The assembly process uses a number of software which must be installed:
Supernova is used to perform initial de novo assembly.
Tigmint is used to break the assembly in regions with low 10X molecule coverage spanning them
ARCS and LINKS are used to scaffold after Tigmint. The intention is that the breaks introduced by Tigmint can now participate in scaffolding.
Abyss-Sealer is used to fill gaps in the assembly.
BUSCO is used to assess completeness of genomes.
Snakemake is used to run the pipeline.
The pipeline is given as a snakemake workflow that can be run easily using the shell scripts under pipeline/, specifically assemble.sh and sealthis.sh.

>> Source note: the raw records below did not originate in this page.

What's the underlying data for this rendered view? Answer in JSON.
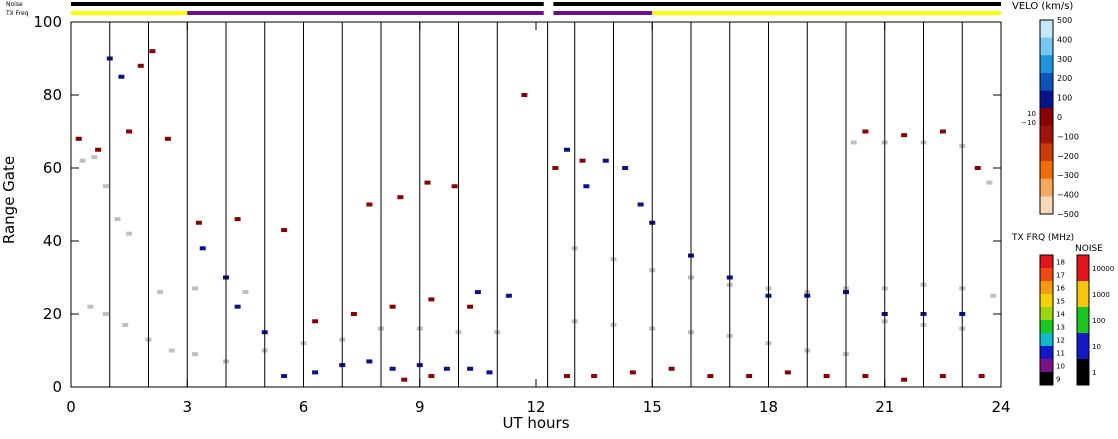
{
  "chart_data": {
    "type": "scatter",
    "description_type": "range-time backscatter plot",
    "xlabel": "UT hours",
    "ylabel": "Range Gate",
    "xlim": [
      0,
      24
    ],
    "ylim": [
      0,
      100
    ],
    "x_ticks": [
      "0",
      "3",
      "6",
      "9",
      "12",
      "15",
      "18",
      "21",
      "24"
    ],
    "y_ticks": [
      "0",
      "20",
      "40",
      "60",
      "80",
      "100"
    ],
    "scan_boundaries_ut": [
      1,
      2,
      3,
      4,
      5,
      6,
      7,
      8,
      9,
      10,
      11,
      12.3,
      13,
      14,
      15,
      16,
      17,
      18,
      19,
      20,
      21,
      22,
      23
    ],
    "top_bars": {
      "noise_label": "Noise",
      "txfreq_label": "TX Freq",
      "noise_segments": [
        {
          "start": 0,
          "end": 12.2,
          "color": "#000000"
        },
        {
          "start": 12.45,
          "end": 24,
          "color": "#000000"
        }
      ],
      "txfreq_segments": [
        {
          "start": 0,
          "end": 3,
          "color": "#ffff00"
        },
        {
          "start": 3,
          "end": 12.2,
          "color": "#6a0f8e"
        },
        {
          "start": 12.45,
          "end": 15,
          "color": "#6a0f8e"
        },
        {
          "start": 15,
          "end": 24,
          "color": "#ffff00"
        }
      ]
    },
    "colorbars": {
      "velocity": {
        "title": "VELO (km/s)",
        "labels": [
          "500",
          "400",
          "300",
          "200",
          "100",
          "0",
          "−100",
          "−200",
          "−300",
          "−400",
          "−500"
        ],
        "small_labels": [
          "10",
          "−10"
        ],
        "colors": [
          "#c6e8ff",
          "#77c7f4",
          "#1f95dc",
          "#0d54b8",
          "#06148a",
          "#8a0000",
          "#a0120a",
          "#cc3b06",
          "#ef6d0d",
          "#f6a860",
          "#f9d9b8"
        ]
      },
      "txfreq": {
        "title": "TX FRQ (MHz)",
        "labels": [
          "18",
          "17",
          "16",
          "15",
          "14",
          "13",
          "12",
          "11",
          "10",
          "9"
        ],
        "colors": [
          "#e8141b",
          "#f04a14",
          "#f59b10",
          "#f7d20a",
          "#9bd60f",
          "#18c81c",
          "#10b8c8",
          "#1418c8",
          "#7b1285",
          "#000000"
        ]
      },
      "noise": {
        "title": "NOISE",
        "labels": [
          "10000",
          "1000",
          "100",
          "10",
          "1"
        ],
        "colors": [
          "#e8141b",
          "#f7c60a",
          "#18c81c",
          "#1418c8",
          "#000000"
        ]
      }
    },
    "series": [
      {
        "name": "ground scatter",
        "color": "#c0c0c0",
        "points": [
          [
            0.3,
            62
          ],
          [
            0.6,
            63
          ],
          [
            0.9,
            55
          ],
          [
            1.2,
            46
          ],
          [
            1.5,
            42
          ],
          [
            0.5,
            22
          ],
          [
            0.9,
            20
          ],
          [
            1.4,
            17
          ],
          [
            2.0,
            13
          ],
          [
            2.6,
            10
          ],
          [
            3.2,
            9
          ],
          [
            4.0,
            7
          ],
          [
            5.0,
            10
          ],
          [
            6.0,
            12
          ],
          [
            7.0,
            13
          ],
          [
            8.0,
            16
          ],
          [
            9.0,
            16
          ],
          [
            10.0,
            15
          ],
          [
            11.0,
            15
          ],
          [
            2.3,
            26
          ],
          [
            3.2,
            27
          ],
          [
            4.5,
            26
          ],
          [
            13.0,
            38
          ],
          [
            14.0,
            35
          ],
          [
            15.0,
            32
          ],
          [
            16.0,
            30
          ],
          [
            17.0,
            28
          ],
          [
            18.0,
            27
          ],
          [
            19.0,
            26
          ],
          [
            20.0,
            27
          ],
          [
            21.0,
            27
          ],
          [
            22.0,
            28
          ],
          [
            23.0,
            27
          ],
          [
            23.8,
            25
          ],
          [
            13.0,
            18
          ],
          [
            14.0,
            17
          ],
          [
            15.0,
            16
          ],
          [
            16.0,
            15
          ],
          [
            17.0,
            14
          ],
          [
            18.0,
            12
          ],
          [
            19.0,
            10
          ],
          [
            20.0,
            9
          ],
          [
            21.0,
            18
          ],
          [
            22.0,
            17
          ],
          [
            23.0,
            16
          ],
          [
            20.2,
            67
          ],
          [
            21.0,
            67
          ],
          [
            22.0,
            67
          ],
          [
            23.0,
            66
          ],
          [
            23.7,
            56
          ]
        ]
      },
      {
        "name": "velocity -100",
        "color": "#8a0000",
        "points": [
          [
            0.2,
            68
          ],
          [
            0.7,
            65
          ],
          [
            1.5,
            70
          ],
          [
            2.5,
            68
          ],
          [
            3.3,
            45
          ],
          [
            4.3,
            46
          ],
          [
            5.5,
            43
          ],
          [
            7.7,
            50
          ],
          [
            8.5,
            52
          ],
          [
            9.2,
            56
          ],
          [
            9.9,
            55
          ],
          [
            11.7,
            80
          ],
          [
            12.5,
            60
          ],
          [
            13.2,
            62
          ],
          [
            1.8,
            88
          ],
          [
            2.1,
            92
          ],
          [
            6.3,
            18
          ],
          [
            7.3,
            20
          ],
          [
            8.3,
            22
          ],
          [
            9.3,
            24
          ],
          [
            10.3,
            22
          ],
          [
            12.8,
            3
          ],
          [
            13.5,
            3
          ],
          [
            14.5,
            4
          ],
          [
            15.5,
            5
          ],
          [
            16.5,
            3
          ],
          [
            17.5,
            3
          ],
          [
            18.5,
            4
          ],
          [
            19.5,
            3
          ],
          [
            20.5,
            3
          ],
          [
            21.5,
            2
          ],
          [
            22.5,
            3
          ],
          [
            23.5,
            3
          ],
          [
            8.6,
            2
          ],
          [
            9.3,
            3
          ],
          [
            20.5,
            70
          ],
          [
            21.5,
            69
          ],
          [
            22.5,
            70
          ],
          [
            23.4,
            60
          ]
        ]
      },
      {
        "name": "velocity 100",
        "color": "#06148a",
        "points": [
          [
            1.0,
            90
          ],
          [
            1.3,
            85
          ],
          [
            3.4,
            38
          ],
          [
            4.0,
            30
          ],
          [
            4.3,
            22
          ],
          [
            5.0,
            15
          ],
          [
            5.5,
            3
          ],
          [
            6.3,
            4
          ],
          [
            7.0,
            6
          ],
          [
            7.7,
            7
          ],
          [
            8.3,
            5
          ],
          [
            9.0,
            6
          ],
          [
            9.7,
            5
          ],
          [
            10.3,
            5
          ],
          [
            10.8,
            4
          ],
          [
            12.8,
            65
          ],
          [
            13.3,
            55
          ],
          [
            13.8,
            62
          ],
          [
            14.3,
            60
          ],
          [
            14.7,
            50
          ],
          [
            15.0,
            45
          ],
          [
            16.0,
            36
          ],
          [
            17.0,
            30
          ],
          [
            18.0,
            25
          ],
          [
            19.0,
            25
          ],
          [
            20.0,
            26
          ],
          [
            21.0,
            20
          ],
          [
            22.0,
            20
          ],
          [
            23.0,
            20
          ],
          [
            10.5,
            26
          ],
          [
            11.3,
            25
          ]
        ]
      }
    ]
  }
}
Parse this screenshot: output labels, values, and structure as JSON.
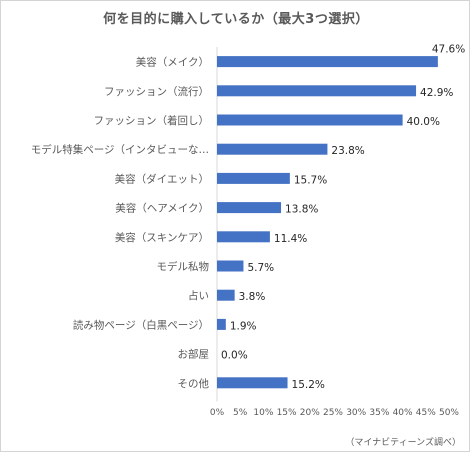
{
  "chart_data": {
    "type": "bar",
    "orientation": "horizontal",
    "title": "何を目的に購入しているか（最大3つ選択）",
    "categories": [
      "美容（メイク）",
      "ファッション（流行）",
      "ファッション（着回し）",
      "モデル特集ページ（インタビューな…",
      "美容（ダイエット）",
      "美容（ヘアメイク）",
      "美容（スキンケア）",
      "モデル私物",
      "占い",
      "読み物ページ（白黒ページ）",
      "お部屋",
      "その他"
    ],
    "values": [
      47.6,
      42.9,
      40.0,
      23.8,
      15.7,
      13.8,
      11.4,
      5.7,
      3.8,
      1.9,
      0.0,
      15.2
    ],
    "value_labels": [
      "47.6%",
      "42.9%",
      "40.0%",
      "23.8%",
      "15.7%",
      "13.8%",
      "11.4%",
      "5.7%",
      "3.8%",
      "1.9%",
      "0.0%",
      "15.2%"
    ],
    "xlim": [
      0,
      50
    ],
    "xticks": [
      0,
      5,
      10,
      15,
      20,
      25,
      30,
      35,
      40,
      45,
      50
    ],
    "xtick_labels": [
      "0%",
      "5%",
      "10%",
      "15%",
      "20%",
      "25%",
      "30%",
      "35%",
      "40%",
      "45%",
      "50%"
    ],
    "grid": false,
    "legend": "none",
    "bar_color": "#4472c4",
    "source": "（マイナビティーンズ調べ）"
  }
}
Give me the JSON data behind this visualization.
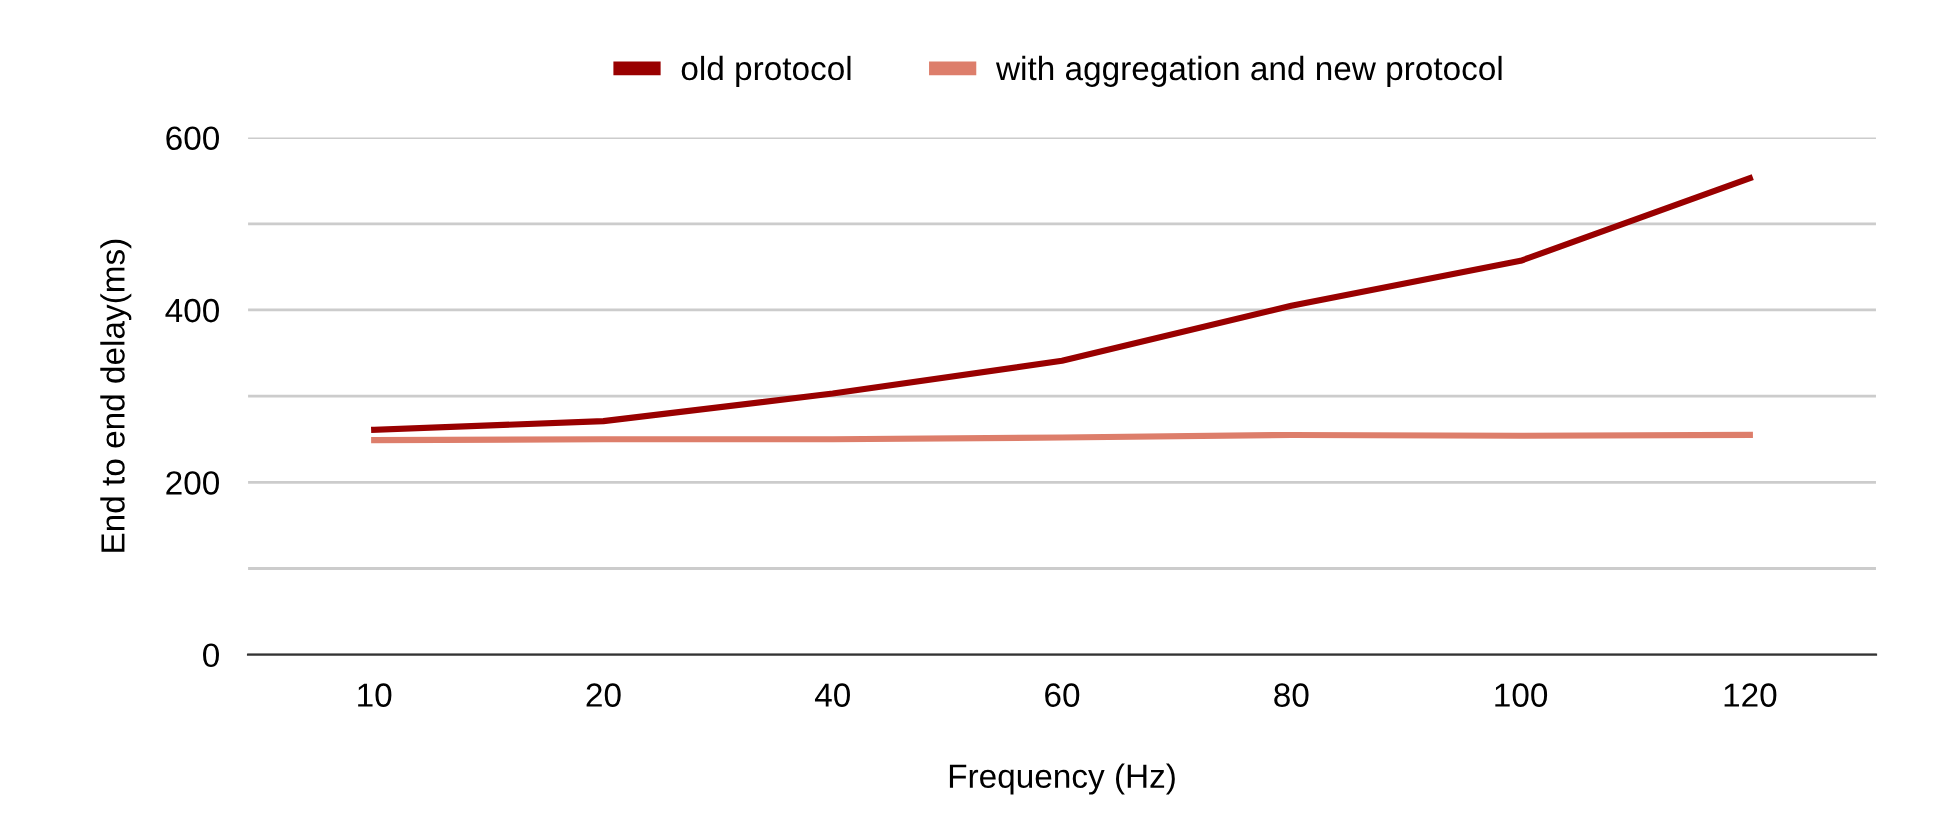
{
  "chart_data": {
    "type": "line",
    "xlabel": "Frequency (Hz)",
    "ylabel": "End to end delay(ms)",
    "categories": [
      "10",
      "20",
      "40",
      "60",
      "80",
      "100",
      "120"
    ],
    "series": [
      {
        "name": "old protocol",
        "color": "#990000",
        "values": [
          261,
          271,
          303,
          341,
          405,
          457,
          553
        ]
      },
      {
        "name": "with aggregation and new protocol",
        "color": "#dd7e6b",
        "values": [
          249,
          250,
          250,
          252,
          255,
          254,
          255
        ]
      }
    ],
    "ylim": [
      0,
      600
    ],
    "yticks": [
      0,
      {
        "value": 100,
        "label": null
      },
      200,
      {
        "value": 300,
        "label": null
      },
      400,
      {
        "value": 500,
        "label": null
      },
      600
    ],
    "grid": "y",
    "legend": "top",
    "marker": "none",
    "line_style": "solid"
  }
}
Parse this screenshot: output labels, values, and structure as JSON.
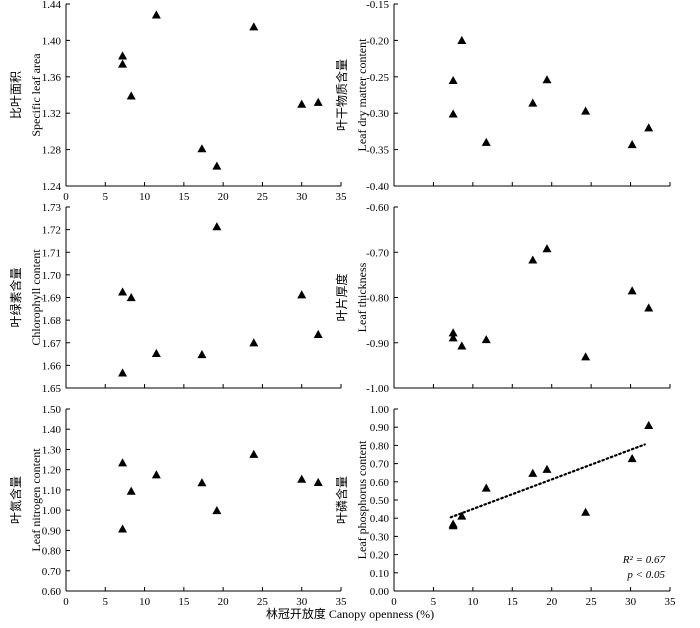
{
  "x_axis_label": "林冠开放度 Canopy openness (%)",
  "chart_data": [
    {
      "type": "scatter",
      "ylabel_cn": "比叶面积",
      "ylabel_en": "Specific leaf area",
      "xlim": [
        0,
        35
      ],
      "ylim": [
        1.24,
        1.44
      ],
      "xticks": [
        "0",
        "5",
        "10",
        "15",
        "20",
        "25",
        "30",
        "35"
      ],
      "yticks": [
        "1.24",
        "1.28",
        "1.32",
        "1.36",
        "1.40",
        "1.44"
      ],
      "points": [
        {
          "x": 7.2,
          "y": 1.383
        },
        {
          "x": 7.2,
          "y": 1.374
        },
        {
          "x": 8.3,
          "y": 1.339
        },
        {
          "x": 11.5,
          "y": 1.428
        },
        {
          "x": 17.3,
          "y": 1.281
        },
        {
          "x": 19.2,
          "y": 1.262
        },
        {
          "x": 23.9,
          "y": 1.415
        },
        {
          "x": 30.0,
          "y": 1.33
        },
        {
          "x": 32.1,
          "y": 1.332
        }
      ]
    },
    {
      "type": "scatter",
      "ylabel_cn": "叶干物质含量",
      "ylabel_en": "Leaf dry matter content",
      "xlim": [
        0,
        35
      ],
      "ylim": [
        -0.4,
        -0.15
      ],
      "xticks": [],
      "yticks": [
        "-0.15",
        "-0.20",
        "-0.25",
        "-0.30",
        "-0.35",
        "-0.40"
      ],
      "points": [
        {
          "x": 7.5,
          "y": -0.255
        },
        {
          "x": 7.5,
          "y": -0.301
        },
        {
          "x": 8.6,
          "y": -0.2
        },
        {
          "x": 11.7,
          "y": -0.34
        },
        {
          "x": 17.6,
          "y": -0.286
        },
        {
          "x": 19.4,
          "y": -0.254
        },
        {
          "x": 24.3,
          "y": -0.297
        },
        {
          "x": 30.2,
          "y": -0.343
        },
        {
          "x": 32.3,
          "y": -0.32
        }
      ]
    },
    {
      "type": "scatter",
      "ylabel_cn": "叶绿素含量",
      "ylabel_en": "Chlorophyll content",
      "xlim": [
        0,
        35
      ],
      "ylim": [
        1.65,
        1.73
      ],
      "xticks": [],
      "yticks": [
        "1.65",
        "1.66",
        "1.67",
        "1.68",
        "1.69",
        "1.70",
        "1.71",
        "1.72",
        "1.73"
      ],
      "points": [
        {
          "x": 7.2,
          "y": 1.6925
        },
        {
          "x": 7.2,
          "y": 1.6567
        },
        {
          "x": 8.3,
          "y": 1.69
        },
        {
          "x": 11.5,
          "y": 1.6653
        },
        {
          "x": 17.3,
          "y": 1.6648
        },
        {
          "x": 19.2,
          "y": 1.7213
        },
        {
          "x": 23.9,
          "y": 1.67
        },
        {
          "x": 30.0,
          "y": 1.6912
        },
        {
          "x": 32.1,
          "y": 1.6737
        }
      ]
    },
    {
      "type": "scatter",
      "ylabel_cn": "叶片厚度",
      "ylabel_en": "Leaf thickness",
      "xlim": [
        0,
        35
      ],
      "ylim": [
        -1.0,
        -0.6
      ],
      "xticks": [],
      "yticks": [
        "-0.60",
        "-0.70",
        "-0.80",
        "-0.90",
        "-1.00"
      ],
      "points": [
        {
          "x": 7.5,
          "y": -0.878
        },
        {
          "x": 7.5,
          "y": -0.889
        },
        {
          "x": 8.6,
          "y": -0.907
        },
        {
          "x": 11.7,
          "y": -0.893
        },
        {
          "x": 17.6,
          "y": -0.717
        },
        {
          "x": 19.4,
          "y": -0.692
        },
        {
          "x": 24.3,
          "y": -0.931
        },
        {
          "x": 30.2,
          "y": -0.785
        },
        {
          "x": 32.3,
          "y": -0.823
        }
      ]
    },
    {
      "type": "scatter",
      "ylabel_cn": "叶氮含量",
      "ylabel_en": "Leaf nitrogen content",
      "xlim": [
        0,
        35
      ],
      "ylim": [
        0.6,
        1.5
      ],
      "xticks": [
        "0",
        "5",
        "10",
        "15",
        "20",
        "25",
        "30",
        "35"
      ],
      "yticks": [
        "0.60",
        "0.70",
        "0.80",
        "0.90",
        "1.00",
        "1.10",
        "1.20",
        "1.30",
        "1.40",
        "1.50"
      ],
      "points": [
        {
          "x": 7.2,
          "y": 1.234
        },
        {
          "x": 7.2,
          "y": 0.907
        },
        {
          "x": 8.3,
          "y": 1.094
        },
        {
          "x": 11.5,
          "y": 1.175
        },
        {
          "x": 17.3,
          "y": 1.136
        },
        {
          "x": 19.2,
          "y": 0.998
        },
        {
          "x": 23.9,
          "y": 1.276
        },
        {
          "x": 30.0,
          "y": 1.153
        },
        {
          "x": 32.1,
          "y": 1.137
        }
      ]
    },
    {
      "type": "scatter",
      "ylabel_cn": "叶磷含量",
      "ylabel_en": "Leaf phosphorus content",
      "xlim": [
        0,
        35
      ],
      "ylim": [
        0.0,
        1.0
      ],
      "xticks": [
        "0",
        "5",
        "10",
        "15",
        "20",
        "25",
        "30",
        "35"
      ],
      "yticks": [
        "0.00",
        "0.10",
        "0.20",
        "0.30",
        "0.40",
        "0.50",
        "0.60",
        "0.70",
        "0.80",
        "0.90",
        "1.00"
      ],
      "points": [
        {
          "x": 7.5,
          "y": 0.359
        },
        {
          "x": 7.5,
          "y": 0.368
        },
        {
          "x": 8.6,
          "y": 0.412
        },
        {
          "x": 11.7,
          "y": 0.566
        },
        {
          "x": 17.6,
          "y": 0.647
        },
        {
          "x": 19.4,
          "y": 0.669
        },
        {
          "x": 24.3,
          "y": 0.433
        },
        {
          "x": 30.2,
          "y": 0.728
        },
        {
          "x": 32.3,
          "y": 0.91
        }
      ],
      "trendline": {
        "x": [
          7.2,
          31.8
        ],
        "y": [
          0.405,
          0.805
        ],
        "style": "dotted"
      },
      "annotation": [
        "R² = 0.67",
        "p < 0.05"
      ]
    }
  ]
}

After installing the requisite software, you need to configure the workflow for your system. Specifically, you need to make the following changes to the following files:
pipeline/assemble.sh:
- Line 61 should point to your installation of Snakemake and the Snakefile for the pipeline
pipeline/Snakefile:
-
Line 141 should point to the "reagent_seqs.txt" file, found in this repo under resources/, and the word "HISEQ" changed to the appropriate term in your FASTQ headers (dependant on the sequencing instrument you use)
-
Line 165 should point to the "remove_reads_from_fastq.2.pl" file found in this repo under resources/
-
Line 175 as in Line 141
-
Lines 215 and 226 should point to your installation of Supernova
-
Lines 267 and 279 should point to your installation of tigmint (tigmint-make specifically)
-
Line 289 should point to your installation of abyss-fac
-
Line 301 should point to a bash script for running BUSCO. The script has been provided under resources/ and must be modified to work
-
Lines 367 and 378 should point to your installation of LINKS
resources/busco.sh
This file is not entirely necessary and the line using this file in the Snakefile may be replaced by a line running BUSCO ie. python /path/to/BUSCO.py ...[arguments].... In fact this is recommended.